Biografico, Commedia, Drammatico, Poliziesco, Sala

BLACKKKLANSMAN

TRAMA

Colorado, anni Settanta. Ron Stallworth entra nel Dipartimento di polizia di Colorado Springs dopo la laurea. Fra i suoi primi incarichi c’è quello di infiltrarsi ad un incontro con il leader afroamericano Stokey Carmichael, dove Ron si imbatte in Patrice, convinta sostenitrice del movimento di autoaffermazione black e organizzatrice dell’evento.

RECENSIONI

Nella messe di provocazioni e citazioni, riferimenti alla Storia e alla politica degli Stati Uniti, cambi di registro e iconografia, c'è un elemento di BlacKkKlansman che quasi passa inosservato, al quale si presta poca attenzione: nel momento in cui il giovane Ron Stallworth diventa il primo poliziotto afroamericano di Colorado Springs, egli non è particolarmente interessato al proprio background razziale, lo vive cioè come una caratteristica qualsiasi. Non c'è un sentimento di rivalsa in lui, non si propone per diventare né paladino di una etnia soggiogata né per sabotare dall'interno un sistema a senso unico; il suo stimolo è la necessità di trovare un lavoro, associato alla curiosità per un ruolo che lo ha sempre affascinato. Ogni evento socio-culturale di BlacKkKlansman è una scoperta per lui, e lo spettatore si adatta al suo punto di vista. Spike Lee parte da zero, anzi da sottozero, lasciando intendere che non è necessaria alcuna conoscenza pregressa per capire il suo film. Perché quella conoscenza ce la fornirà lui. È un vecchio Spike Lee che ha capito cosa deve fare il nuovo Spike Lee, per rinverdire i suoi leitmotiv e rendersi nuovamente convincente: rivolgersi non più – o non solo – al suo consueto pubblico di riferimento (che conosce a memoria la sua storia e le sue battaglie), ma rendere cosciente dalle fondamenta un target il più ampio possibile, utilizzando stilemi – estetici e di genere – sfacciatamente mainstream.

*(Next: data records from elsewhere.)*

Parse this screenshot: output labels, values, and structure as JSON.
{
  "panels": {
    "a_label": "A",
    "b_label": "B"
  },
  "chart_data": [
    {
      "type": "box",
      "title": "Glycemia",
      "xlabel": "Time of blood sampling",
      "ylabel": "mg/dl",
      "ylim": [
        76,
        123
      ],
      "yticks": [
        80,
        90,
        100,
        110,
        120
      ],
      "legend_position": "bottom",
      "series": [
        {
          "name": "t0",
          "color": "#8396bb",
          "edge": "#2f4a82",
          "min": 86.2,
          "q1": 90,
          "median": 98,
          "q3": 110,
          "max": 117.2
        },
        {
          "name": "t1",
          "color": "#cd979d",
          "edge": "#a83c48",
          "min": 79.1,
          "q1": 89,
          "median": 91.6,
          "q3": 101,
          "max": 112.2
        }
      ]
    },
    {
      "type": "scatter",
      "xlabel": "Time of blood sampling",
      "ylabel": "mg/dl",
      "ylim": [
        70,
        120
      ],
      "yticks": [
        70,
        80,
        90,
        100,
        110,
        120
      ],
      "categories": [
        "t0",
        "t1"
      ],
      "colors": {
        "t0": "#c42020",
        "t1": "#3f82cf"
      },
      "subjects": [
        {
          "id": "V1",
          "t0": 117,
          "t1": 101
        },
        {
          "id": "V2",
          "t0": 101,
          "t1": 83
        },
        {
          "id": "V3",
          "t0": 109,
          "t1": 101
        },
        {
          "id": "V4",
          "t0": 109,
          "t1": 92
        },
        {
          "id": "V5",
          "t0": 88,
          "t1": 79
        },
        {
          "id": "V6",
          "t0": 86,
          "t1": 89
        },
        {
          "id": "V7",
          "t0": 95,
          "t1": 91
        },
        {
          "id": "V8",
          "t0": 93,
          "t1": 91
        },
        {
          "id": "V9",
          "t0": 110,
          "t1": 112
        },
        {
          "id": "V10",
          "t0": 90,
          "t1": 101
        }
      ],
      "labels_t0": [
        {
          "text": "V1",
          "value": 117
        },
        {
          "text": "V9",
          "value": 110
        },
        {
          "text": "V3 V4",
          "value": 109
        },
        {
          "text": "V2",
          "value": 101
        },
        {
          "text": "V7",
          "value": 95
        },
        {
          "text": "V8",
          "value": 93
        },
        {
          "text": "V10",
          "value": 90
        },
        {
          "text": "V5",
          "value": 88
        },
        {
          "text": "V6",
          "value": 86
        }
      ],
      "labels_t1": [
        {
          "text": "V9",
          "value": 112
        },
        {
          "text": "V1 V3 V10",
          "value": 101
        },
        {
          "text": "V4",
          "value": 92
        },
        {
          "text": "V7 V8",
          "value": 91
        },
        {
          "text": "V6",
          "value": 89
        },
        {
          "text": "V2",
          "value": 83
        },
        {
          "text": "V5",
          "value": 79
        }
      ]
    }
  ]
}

Questo non significa che BlacKkKlansman pretenda di avere a che fare con platee politicamente trasparenti (esistono?), quanto semmai politicamente distratte o disinteressate, che paradossalmente potrebbero non conoscere neanche il nome del regista dietro la macchina da presa. Il razzismo repellente e ridicolo del Ku Klux Klan non è un dato di fatto (pur dando per appurata la sua natura), ma ci viene insegnato nelle sequenze con al centro i suoi esponenti; le ragioni identitarie e libertarie delle Pantere Nere non sono scontate, ma prendono forma seguendo il discorso del leader Stoker Carmichael e il racconto di Jerome Turner (interpretato da Harry Belafonte) sul drammatico linciaggio avvenuto nel 1917, che diede il via ad un nuovo periodo di segregazione. Il sermonico Lee spinge sul comico, sull'iperbole e sulla farsa, accettando un gioco pericoloso ma di cui è perfettamente consapevole: parlare di Storia, ma flirtando con le capacità popolari e populiste del cinema, in direzione ostinata e contraria a coloro che instillano odio facendo leva sulla pancia degli interlocutori. Se l'incipit farneticante affidato ad Alec Baldwin può anche non lasciare traccia di sé, la chiusura con le vere immagini degli scontri di Charlottesville e con i veri proclami di David Duke (già al centro del documentario L'anima nera di Donald Trump) arriva dopo due ore di narrazione satireggiante e temeraria, e suona come l'esame di fine corso di un professore che vuole capire se i suoi studenti sono stati attenti.

Quello a cui ci chiama Spike Lee è un risveglio, parallelo a quello del protagonista che progressivamente apre gli occhi su un mondo che conosceva ma solo superficialmente e sicuramente meno traumatico – ma non per questo meno efficace – delle incisive prese di coscienza presenti nei capisaldi della sua filmografia, quando l'urgenza del messaggio si rifletteva in uno stile urlato e polemico. La formula dello Spike Lee joint viene qui attualizzata, riformulata e (per i detrattori) semplificata, per essere messa al servizio di un disegno più ampio: oggi c'è un movimento artistico di supporto che porta a Moonlight di Barry Jenkins, a Get Out – Scappa di Jordan Peele (produttore non a caso proprio di BlacKkKlansman), a I Am Not Your Negro di Raoul Peck. E anche, ovviamente, a canzoni – e a video – come This is America di Childish Gambino. Se Spike Lee fa un passo indietro è perché in realtà fa un passo avanti, con la consapevolezza di chi accetta un nuovo importante ruolo: non più la prima linea solitaria ma la retroguardia condivisa, da nume tutelare di un gruppo coeso che punta deciso al rinnovamento del Black Power e del Black Cinema.